Beltrame sofre derrota: Polícia Federal reduz drasticamente seu salário

Depois de vitorioso na pacificação das comunidades do Rio de Janeiro, o secretário de Segurança Pública, José Mariano Beltrame, sofreu uma derrota pessoal: seu rendimento líquido - o valor que entra na sua conta bancária - como delegado federal caiu de R$ 16.067,39 (R$ 18.791,87) - para R$ 7.791,63. Uma perda mensal de R$ 8.275,76.

A perda está registrada no portal Transparência Brasil que, desde a noite de quarta-feira (27) tornou público os vencimentos de 700 mil servidores públicos federais. Nele estão registrados os rendimentos pagos no mês de maio.

O salário de Beltrame é motivo de uma discussão judicial na 1ª Vara da Fazenda Pública. A ação foi proposta pelo advogado Carlos Azeredo, que não esconde ter tomado a iniciativa de questionar os vencimentos do secretário a partir de denúncias formuladas pelo Blog do ex-governador Garotinho. A ação foi provocada a partir da constatação de que por um bom período, Beltrame recebeu acima do teto constitucional - R$ 26.723,13 - ao acumular o salário de delegado e os proventos do cargo comissionado de secretário estadual. 

Para ocupar a secretaria, Beltrame foi emprestado pelo Departamento de Polícia Federal (DPF) ao governo do estado do Rio. No processo, o advogado Azeredo requer a suspensão imediata dos valores salariais que excedam o teto constitucional. Ainda pede que sejam devolvidas ao tesouro estadual as quantias que ultrapassaram o teto nacional desde 1º de janeiro de 2007, quando Beltrame tornou-se secretário. 

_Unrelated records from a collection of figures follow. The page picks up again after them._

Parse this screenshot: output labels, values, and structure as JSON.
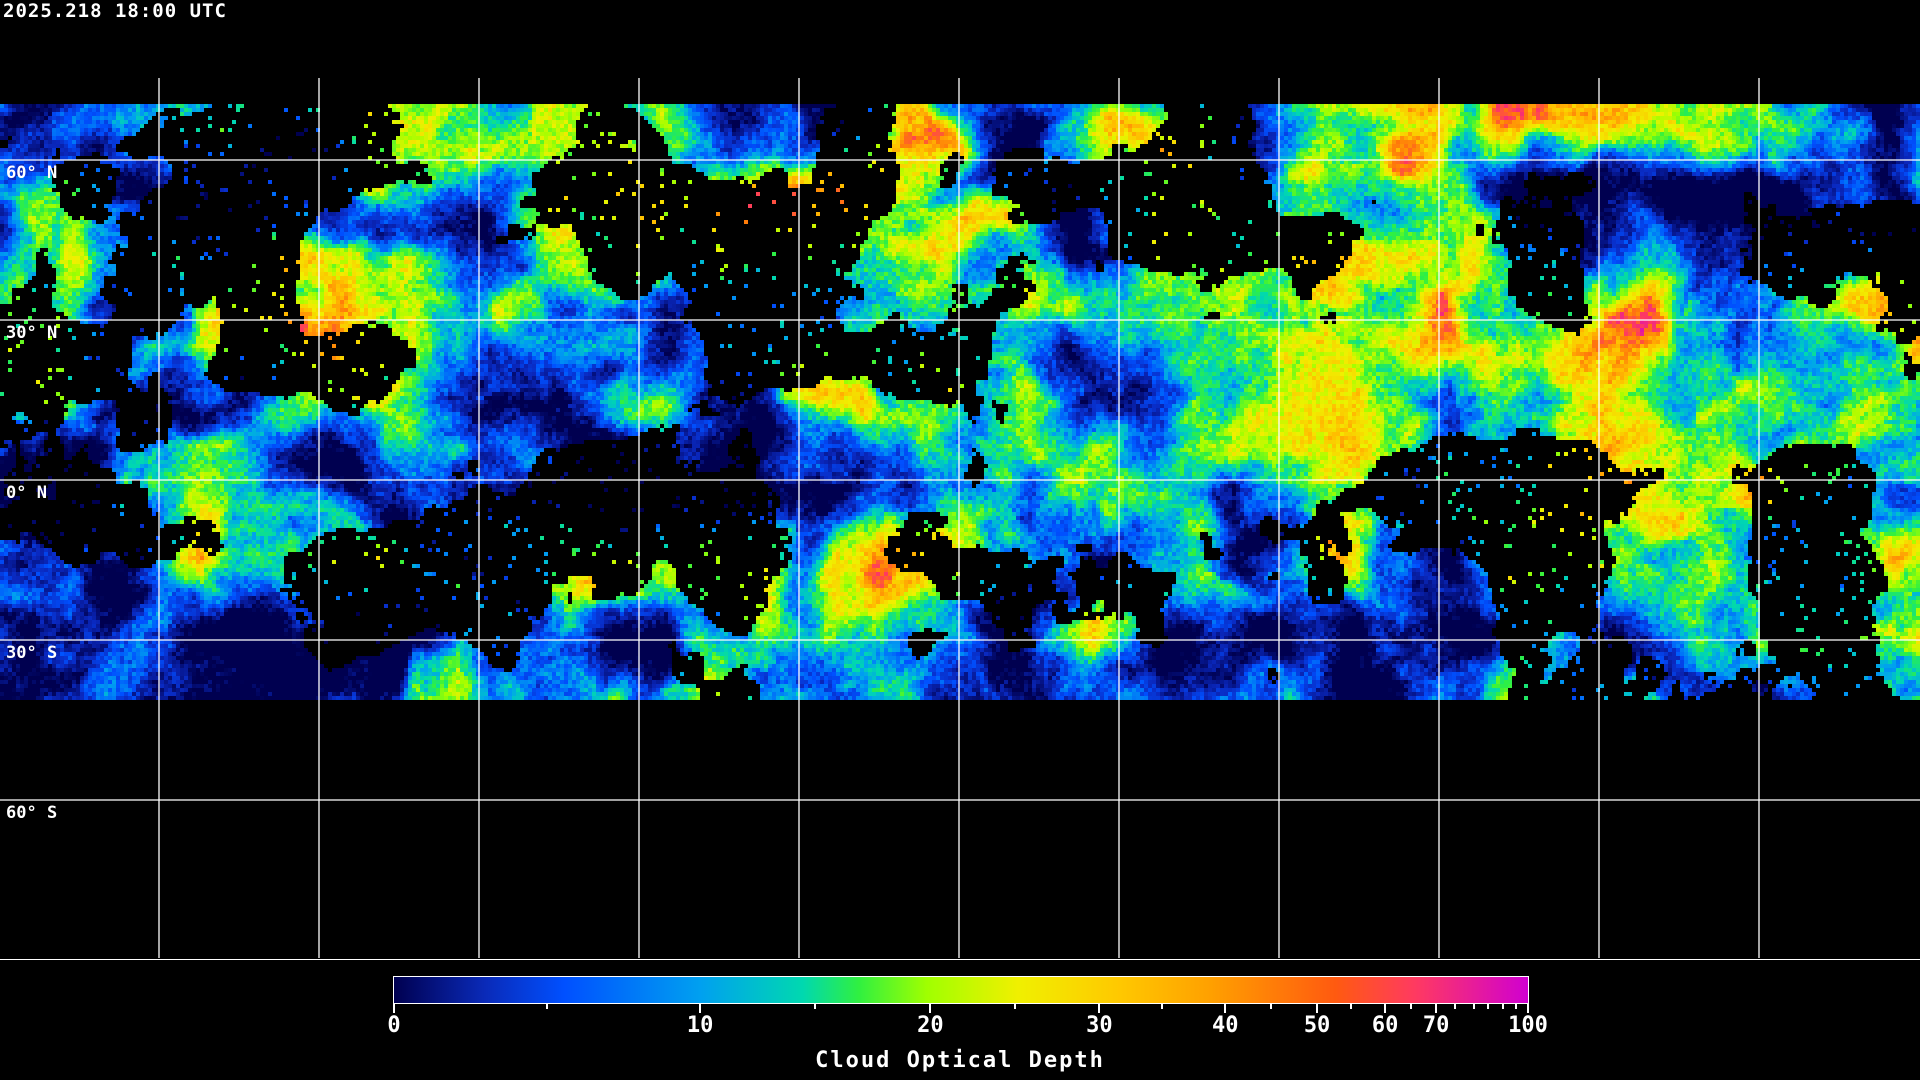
{
  "timestamp": "2025.218 18:00 UTC",
  "latitude_labels": [
    "60° N",
    "30° N",
    "0° N",
    "30° S",
    "60° S"
  ],
  "colorbar": {
    "title": "Cloud Optical Depth",
    "range": [
      0,
      100
    ],
    "tick_labels": [
      "0",
      "10",
      "20",
      "30",
      "40",
      "50",
      "60",
      "70",
      "100"
    ],
    "colors": [
      "#000050",
      "#0050ff",
      "#00a0f0",
      "#30f040",
      "#a0ff00",
      "#f0f000",
      "#ffa000",
      "#ff5a10",
      "#ff3a60",
      "#d000d0"
    ]
  }
}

Popularidade e dificuldades

O delegado da PF, em juízo, defendeu seus vencimentos superiores ao teto justificando com as dificuldades da função que passou a exercer e apelando até mesmo para a popularidade conquistada:

“A missão do novo secretário não seria nada tranqüila (...)  a complexidade para erradicar a corrupção policial, combater as milícias armadas, promover a retomada de territórios dominados pelo tráfico, desarmar os criminosos, diminuir os índices de criminalidade e pacificar as comunidades carentes", diz o texto assinado pela advogada Ana Carolina Musse. Procurada nesta quarta-feira, ela prometeu mas não retornou a ligação.

Em outro trecho, a defesa cita ser Beltrame "saudado e ovacionado em eventos públicos, em reconhecimento à sua competência profissional, sua intransigência com a corrupção" e a determinação de levar adiante a pacificação das comunidades carentes com as Unidades de Polícia Pacificadora (UPP).

Inveja

Ainda na contestação ao processo, Ana Carolina diz que o “evidente sucesso” das UPPs e a bem sucedida política de segurança de Beltrame despertaram a “inveja e a ira” de adversários políticos. A citação é referência ao deputado federal Garotinho, autor das primeiras denúncias contra os vencimentos do secretário. A defesa acusa, sem citar o ex-governador:

“Todas as circunstâncias estão a demonstrar que a presente ação popular, sob falso pretexto de indignação contra o salário recebido pelo demandado, não passa de uma tentativa de desacreditá-lo perante a opinião pública”.    

Aposentadoria antecipada

Ana Carolina baseou a defesa do pagamento a maior em decisões do Tribunal de Contas da União (TCU) que garantem a parlamentares receber do Congresso e do governo estadual ao qual estiverem ligados. Citou o período em que Beltrame ainda recebia acima do teto.

"A remuneração total do demandado refere-se à ocupação de dois cargos públicos, quais sejam o de Delegado de Polícia Federal e o de Secretário de Segurança Pública do Estado do Rio, estando ambos bem abaixo do limite remuneratório constitucional de R$ 26.723,13 (União: R$ 17.490,4o e Estado: R$ 12.900)".

Contudo, os acórdãos do TCU - 2274/2009 e 564/2010 - citados por ela tratam de políticos que estão aposentados em outras funções. Eles recebem, assim, a aposentadoria do estado e os vencimentos parlamentares da União. Beltrame não é aposentado e não está exercendo  nenhuma função relativa ao DPF.

Ele também não recebe, como diz a advogada de duas fontes distintas. É fato que seu salário mensal como delegado é pago pelo DPF e a comissão pelo cargo de secretário no estado é da responsabilidade da secretaria de Planejamento do Estado do Rio. No entanto, o que ela não revela é que a secretaria de Segurança restitui, mensalmente, ao DPF os vencimentos pagos a policiais federais emprestados ao estado.

Consequentemente, a conclusão é de que tanto salário quanto comissão por cargo de confiança saem de um único cofre: do tesouro do estado do Rio.